Two studies published online, ahead of the April issue of the American Journal of Obstetrics & Gynecology (AJOG), show that the risk of a fetus having chromosomal abnormalities that cause Down syndrome, and a genetic disorder known as Edwards syndrome, can now be almost precisely be identified by using a noninvasive test on maternal blood that involves a novel biochemical assay and a new algorithm for analysis.

Apart from being more scalable, compared with other recently developed genetic screening tests, this test is also able to potentially reduce unnecessary amniocentesis or CVS.

Diagnosing fetal chromosomal abnormalities, or aneuploidies, requires invasive tests that consist of chorionic villous sampling or amniocentesis in pregnancies that are known to be of high-risk, and even though these tests are accurate, they are costly and carry a risk of miscarriage.

Massively parallel shotgun sequencing (MPSS), a technique that examines cell-free DNA (cfDNA) from the mother’s plasma for fetal conditions has been used to identify trisomy 21 (T21) pregnancies, i.e. pregnancies with an extra copy of chromosome 21, which leads to Down syndrome, and trisomy 18 (T18), the chromosomal defect underlying Edwards syndrome. Although MPSS can accurately detect these conditions by analyzing the entire genome, it requires DNA sequencing large amounts and therefore its clinical usefulness is limited.

A novel assay, called Digital Analysis of Selected Regions (DANSR™), has recently been developed by scientists at Aria Diagnostics in San Jose, CA, which sequences loci from only those chromosomes under investigation, which requires 10 times less DNA sequencing as compared with MPSS.

The current study describes a novel statistical algorithm, the Fetal-fraction Optimized Risk of Trisomy Evaluation (FORTE™), which takes age-related risks and the percentage of fetal DNA in the sample into account, in order to provide an individualized risk score for trisomy. Lead researcher Dr. Ken Song, MD, explains:

“The higher the fraction of fetal cfDNA, the greater the difference in the number of cfDNA fragments originating from trisomic versus disomic [normal] chromosomes and hence the easier it is to detect trisomy. The FORTE algorithm explicitly accounts for fetal fraction in calculating trisomy risk.”

Dr. Song and his team set out to assess 123 normal pregnancies, 36 T21, and 8 T18 pregnancies to assess the performance of the DANSR/FORTE assay. They referenced all samples for FORTE odd scores of chromosome 18 and chromosome 21 and discovered in a blinded analysis that the combination of DANSR and FORTE managed to correctly identify all 36 cases of T21 and 8 cases of T18 as having a risk of more than 99% for each trisomy. The separations in risk score between trisomic and disomic samples were at least a 1,000-fold magnitude.

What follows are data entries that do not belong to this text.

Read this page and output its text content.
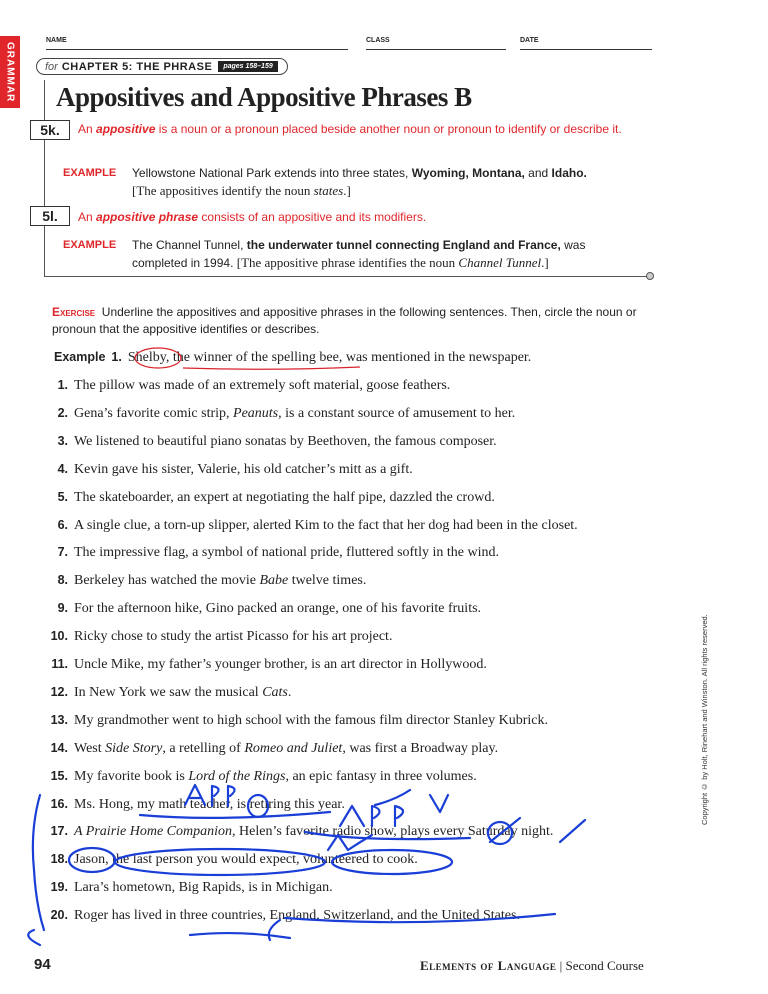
GRAMMAR
NAME	CLASS	DATE
for CHAPTER 5: THE PHRASE	pages 158–159
Appositives and Appositive Phrases B
5k.	An appositive is a noun or a pronoun placed beside another noun or pronoun to identify or describe it.
EXAMPLE Yellowstone National Park extends into three states, Wyoming, Montana, and Idaho.
[The appositives identify the noun states.]
5l.	An appositive phrase consists of an appositive and its modifiers.
EXAMPLE The Channel Tunnel, the underwater tunnel connecting England and France, was completed in 1994. [The appositive phrase identifies the noun Channel Tunnel.]
Exercise Underline the appositives and appositive phrases in the following sentences. Then, circle the noun or pronoun that the appositive identifies or describes.
Example 1. Shelby, the winner of the spelling bee, was mentioned in the newspaper.
1. The pillow was made of an extremely soft material, goose feathers.
2. Gena’s favorite comic strip, Peanuts, is a constant source of amusement to her.
3. We listened to beautiful piano sonatas by Beethoven, the famous composer.
4. Kevin gave his sister, Valerie, his old catcher’s mitt as a gift.
5. The skateboarder, an expert at negotiating the half pipe, dazzled the crowd.
6. A single clue, a torn-up slipper, alerted Kim to the fact that her dog had been in the closet.
7. The impressive flag, a symbol of national pride, fluttered softly in the wind.
8. Berkeley has watched the movie Babe twelve times.
9. For the afternoon hike, Gino packed an orange, one of his favorite fruits.
10. Ricky chose to study the artist Picasso for his art project.
11. Uncle Mike, my father’s younger brother, is an art director in Hollywood.
12. In New York we saw the musical Cats.
13. My grandmother went to high school with the famous film director Stanley Kubrick.
14. West Side Story, a retelling of Romeo and Juliet, was first a Broadway play.
15. My favorite book is Lord of the Rings, an epic fantasy in three volumes.
16. Ms. Hong, my math teacher, is retiring this year.
17. A Prairie Home Companion, Helen’s favorite radio show, plays every Saturday night.
18. Jason, the last person you would expect, volunteered to cook.
19. Lara’s hometown, Big Rapids, is in Michigan.
20. Roger has lived in three countries, England, Switzerland, and the United States.
Copyright © by Holt, Rinehart and Winston. All rights reserved.
94	Elements of Language | Second Course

In an associated study, researchers from the Harris Birthright Research Centre for Fetal Medicine at Kings College Hospital in London and the University College London Hospital provided 400 maternal plasma samples to Aria for a DANSR analysis with the FORTE algorithm. All subjects were at risk for aneuploidies and had been tested by chorionic villous sampling.

According to the analysis results, all cases of T21 and 98% of T18 cases from euploid pregnancies were identified, showing that all cases of T21 had an estimated risk for this aneuploidy of ≥ 99%, whilst all normal pregnancies and those with T18 had a risk score for T21 of ≤ 0.01%.

Dr. Song explains:

“Combining the DANSR assay with the FORTE algorithm provides a robust and accurate assessment of fetal trisomy risk. Because DANSR allows analysis of specific genomic regions, it could be potentially used to evaluate genetic conditions other than trisomy. The incorporation of additional risk information, such as from ultrasonography, into the FORTE algorithm warrants investigation.”

Lead researcher Kypros H. Nicolaides, MD, of the University of London study believes that fetal trisomy evaluation with cfDNA testing will be introduced into clinical practice sooner or later, saying:

“It would be useful as a secondary test contingent upon the results of a more universally applicable primary method of screening. The extent to which it could be applied as a universal screening tool depends on whether the cost becomes comparable to that of current methods of sonographic and biochemical testing.”

Dr. Nicolaides highlights that the plasma samples were taken from high-risk pregnancies that showed some evidence of impaired placental function, and adds that it would require further tests to confirm that the observed accuracy with cfDNA testing from the investigation of pregnancies at high-risk for aneuploidies also applies to the general population, in which prevalence of fetal trisomy 21 is significantly lower.

He concludes:

“This may well prove to be the case because the ability to detect aneuploidy with cfDNA is dependent upon assay precision and fetal DNA percentage in the sample rather than the prevalence of the disease in the study population.”